もう1週間前になってしまいましたが、県内豊橋市美術博物館さんに伺い、岸田劉生展を拝見して参りました。
岸田劉生展は、もう何度も色々な所で鑑賞させて頂いて来ました。
若い頃は「岸田劉生か、見ておかなくちゃ」という気持ちが強かったと思いますが、最近では、やっとといえば、やっと、、
あぁ、岸田劉生展、見に行きたいなぁ〜と思うようになりました。
色々な角度からのアプローチにより劉生展は多く開催されて来ましたが、今回の展覧会はとても鑑賞しやすいと感じました。
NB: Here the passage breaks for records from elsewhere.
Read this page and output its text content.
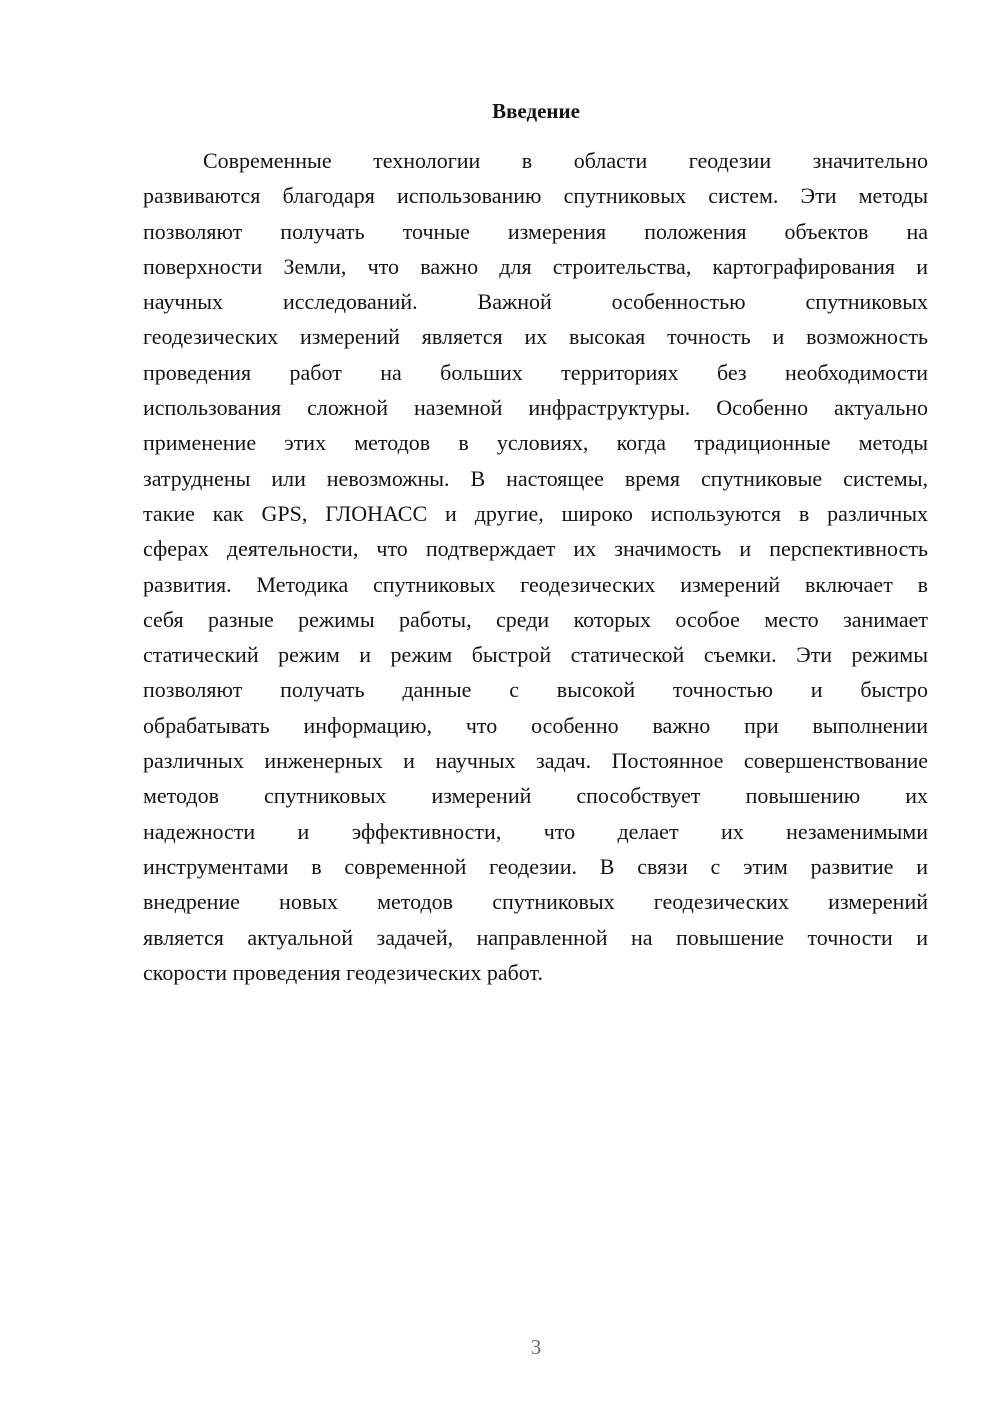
Введение
Современные технологии в области геодезии значительно
развиваются благодаря использованию спутниковых систем. Эти методы
позволяют получать точные измерения положения объектов на
поверхности Земли, что важно для строительства, картографирования и
научных исследований. Важной особенностью спутниковых
геодезических измерений является их высокая точность и возможность
проведения работ на больших территориях без необходимости
использования сложной наземной инфраструктуры. Особенно актуально
применение этих методов в условиях, когда традиционные методы
затруднены или невозможны. В настоящее время спутниковые системы,
такие как GPS, ГЛОНАСС и другие, широко используются в различных
сферах деятельности, что подтверждает их значимость и перспективность
развития. Методика спутниковых геодезических измерений включает в
себя разные режимы работы, среди которых особое место занимает
статический режим и режим быстрой статической съемки. Эти режимы
позволяют получать данные с высокой точностью и быстро
обрабатывать информацию, что особенно важно при выполнении
различных инженерных и научных задач. Постоянное совершенствование
методов спутниковых измерений способствует повышению их
надежности и эффективности, что делает их незаменимыми
инструментами в современной геодезии. В связи с этим развитие и
внедрение новых методов спутниковых геодезических измерений
является актуальной задачей, направленной на повышение точности и
скорости проведения геодезических работ.
3
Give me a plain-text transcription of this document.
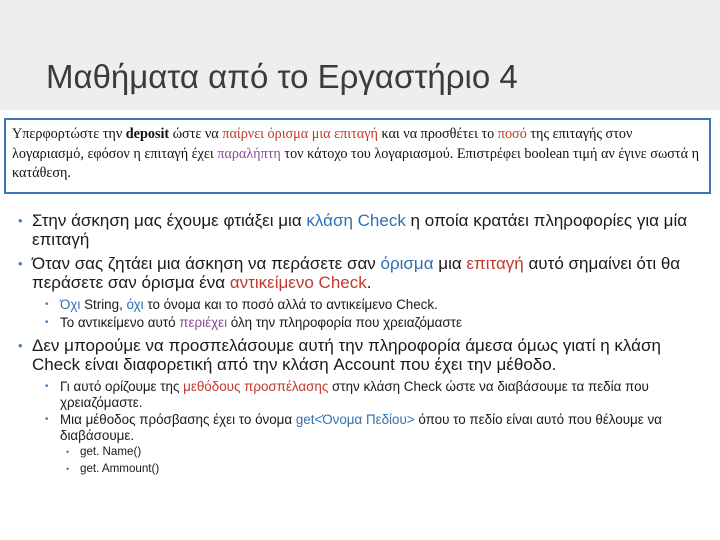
Μαθήματα από το Εργαστήριο 4
Υπερφορτώστε την deposit ώστε να παίρνει όρισμα μια επιταγή και να προσθέτει το ποσό της επιταγής στον λογαριασμό, εφόσον η επιταγή έχει παραλήπτη τον κάτοχο του λογαριασμού. Επιστρέφει boolean τιμή αν έγινε σωστά η κατάθεση.
• Στην άσκηση μας έχουμε φτιάξει μια κλάση Check η οποία κρατάει πληροφορίες για μία επιταγή
• Όταν σας ζητάει μια άσκηση να περάσετε σαν όρισμα μια επιταγή αυτό σημαίνει ότι θα περάσετε σαν όρισμα ένα αντικείμενο Check.
• Όχι String, όχι το όνομα και το ποσό αλλά το αντικείμενο Check.
• Το αντικείμενο αυτό περιέχει όλη την πληροφορία που χρειαζόμαστε
• Δεν μπορούμε να προσπελάσουμε αυτή την πληροφορία άμεσα όμως γιατί η κλάση Check είναι διαφορετική από την κλάση Account που έχει την μέθοδο.
• Γι αυτό ορίζουμε της μεθόδους προσπέλασης στην κλάση Check ώστε να διαβάσουμε τα πεδία που χρειαζόμαστε.
• Μια μέθοδος πρόσβασης έχει το όνομα get<Όνομα Πεδίου> όπου το πεδίο είναι αυτό που θέλουμε να διαβάσουμε.
• get. Name()
• get. Ammount()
年代を追っているせいもあるでしょうけれど、それぞれの時期の作品数、質のバランスに大変優れていると感じたのです。
私はこの頃、コレクター様や画商と同じように、展覧会を開かれれる学芸員の先生方の「熱量」というものに興味を持ちます。
作品の集められ方、展示のされ方によって、先生方がどれほどその作品たちにご興味をもたれているか?
どのようにその画家を解釈されているか?がよくわかるのです。
美術館さんにもご予算の問題があり、入場者数で勝負をなさらなくてはならない展覧会ももちろんお有りでしょうけれど、先日の長谷川利行展や、今回の劉生展のように、切口の鮮やかな展覧会はやはり「もう一度見てみたい」と思わせてくれる魅力を持っています。
この東京国立近代美術館蔵の「落合村の新緑」の美しさに目を奪われました。
教会に熱心に通い、絵を独学で学び始めた劉生16歳の作品です。
図録の写真でご覧になり難いかと思いますが、実作品は、色がもっと綺麗でした。
やはり劉生はスケールが大きいのです。
既に劉生が劉生たる孤独をこの風景画は内包し、とても美しいと感じられます。
劉生が亡くなってしまう2年前、36歳の作品です。
私は以前からこの作品が好きです。
この展覧会の副題にも「実在の神秘、その謎を追う」とありますが、その「求め」を一瞬たりとも怠らなかった劉生の短くも長い画業に、瞬間の安心、得心をこの作品から感じるのです。
日本画と油彩画の和解。劉生の技術の達成度。
この絵を見ていると、実在の重みに劉生は1つの解決を見出したのではないかとさえ思えます。
劉生については、面白い資料を見つけましたのでまた後日書かせていただこうと思います。
お暑い中ではありますが、このお盆の時期に、この劉生展はピッタリではないかと存じますので
機会がございましたら、ご鑑賞ください。
岸田劉生展 実在の神秘、その謎を追う
この展覧会は豊橋市美術博物館さんで9月2日まで、
その後、ともに企画の中心になられたふくやま美術館さんでも9月15日〜11月4日まで開催されます。HPなどでお調べくださり、お近くの展覧会にお出かけいただけたらと存じます。